The Dancer’s Discipline
When the twelve-hour day ends, Aparajeeta does not collapse. She dances.
She is a trained Odissi dancer, a practice she has maintained through all the moves, the promotions, and the strategic pivots. It is her anchor.
“I have a lot of time. I’m a trained dancer,” she shares, her voice softening. “So I get to teach a couple of students.”
But even here, in her art, the theme of service, the servant leadership that defines her career, emerges. She does not just dance for applause. She works with charities. She goes to shelters to work with women who have been assaulted or abandoned. She teaches them dance not to make them performers, but to give them a moment of joy, a reconnection with their own bodies.
“I just teach them a couple of different types of dance and to make them happy and talk to them,” Aparajeeta says.
This is the “Who” behind the “What.” Whether she is fighting for a synthetic control arm to save a child with spasms, or teaching a mudra to a woman who has survived trauma, Aparajeeta is driven by a need to restore dignity and agency to those who have lost it.
The Generational Divide
Aparajeeta is observing the new generation entering the workforce with a mixture of hope and caution. She sees their speed, their desire for instant results. “The new generation is very fast-paced.

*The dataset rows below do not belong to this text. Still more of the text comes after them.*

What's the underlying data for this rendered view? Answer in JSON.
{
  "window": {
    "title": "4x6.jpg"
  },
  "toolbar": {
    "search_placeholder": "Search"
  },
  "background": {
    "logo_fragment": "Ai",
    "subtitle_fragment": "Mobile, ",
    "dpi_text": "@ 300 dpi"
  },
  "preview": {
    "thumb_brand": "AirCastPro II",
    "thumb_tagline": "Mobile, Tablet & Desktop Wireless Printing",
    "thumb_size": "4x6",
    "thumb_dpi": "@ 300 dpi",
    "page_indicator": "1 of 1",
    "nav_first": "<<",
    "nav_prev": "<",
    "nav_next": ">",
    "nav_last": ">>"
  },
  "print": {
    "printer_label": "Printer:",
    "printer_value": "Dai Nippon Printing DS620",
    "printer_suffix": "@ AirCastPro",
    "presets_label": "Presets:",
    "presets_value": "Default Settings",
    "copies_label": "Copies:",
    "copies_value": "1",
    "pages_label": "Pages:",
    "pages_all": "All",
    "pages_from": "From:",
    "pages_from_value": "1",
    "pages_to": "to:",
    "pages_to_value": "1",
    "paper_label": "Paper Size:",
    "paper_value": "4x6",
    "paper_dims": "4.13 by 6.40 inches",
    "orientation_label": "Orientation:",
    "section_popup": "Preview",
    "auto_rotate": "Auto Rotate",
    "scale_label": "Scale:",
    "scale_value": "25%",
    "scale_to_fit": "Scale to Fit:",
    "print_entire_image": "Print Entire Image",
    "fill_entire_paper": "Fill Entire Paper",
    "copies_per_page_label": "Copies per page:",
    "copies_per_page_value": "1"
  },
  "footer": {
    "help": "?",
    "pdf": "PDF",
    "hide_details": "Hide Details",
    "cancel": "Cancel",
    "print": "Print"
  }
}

We want everything now,” she acknowledges.
But her advice is grounded in the patience of the laboratory and the discipline of the dance floor.
“You have to believe what you have actually thought about yourself,” she advises. “Stick to your beliefs and stick to your vision.”
She worries that the younger generation is too easily influenced by the noise of the industry, too focused on the financial outcome rather than the mission. “Don’t focus on only financial things. Money will always come,” she asserts.
For Aparajeeta, the vision has always been clear. From the frustration of the cancer lab to the high-stakes negotiation of regulatory approvals in China, to the frontier of AI in neurology, she has been guided by a single question: How can we help the patient faster?
The Next Protocol
As she looks to the future, Aparajeeta’s vision is expansive. She wants to see neurology eradicated. She wants to see a world where a patient’s location does not determine their survival. She wants to see protocols designed not for the convenience of the doctor, but for the reality of the patient.
“When protocols are developed, it is essential to bridge the gap between clinical theory and the practical reality of the patient’s life,” she explains. “We must use data to ensure that the design of a trial accounts for how a patient will actually access it, ensuring the study is as accessible as it is scientifically rigorous.”
She is using AI to force the industry to look at the practical, human reality of the disease. She is building a system where the trial comes to the patient, where the data fills the gaps, and where hope is not a scarce resource.
Aparajeeta Priyadarasani is a woman of two worlds. She exists in the high-speed, digital ether of Artificial Intelligence and the grounded, physical discipline of ancient dance. She operates in the rigid, regulated world of clinical trials and the chaotic, innovative world of startups. But in the end, these dualities collapse into a single mission. She is the choreographer of a new kind of medicine, one where the data moves as fluidly as a dancer, and where the ultimate performance is a life saved.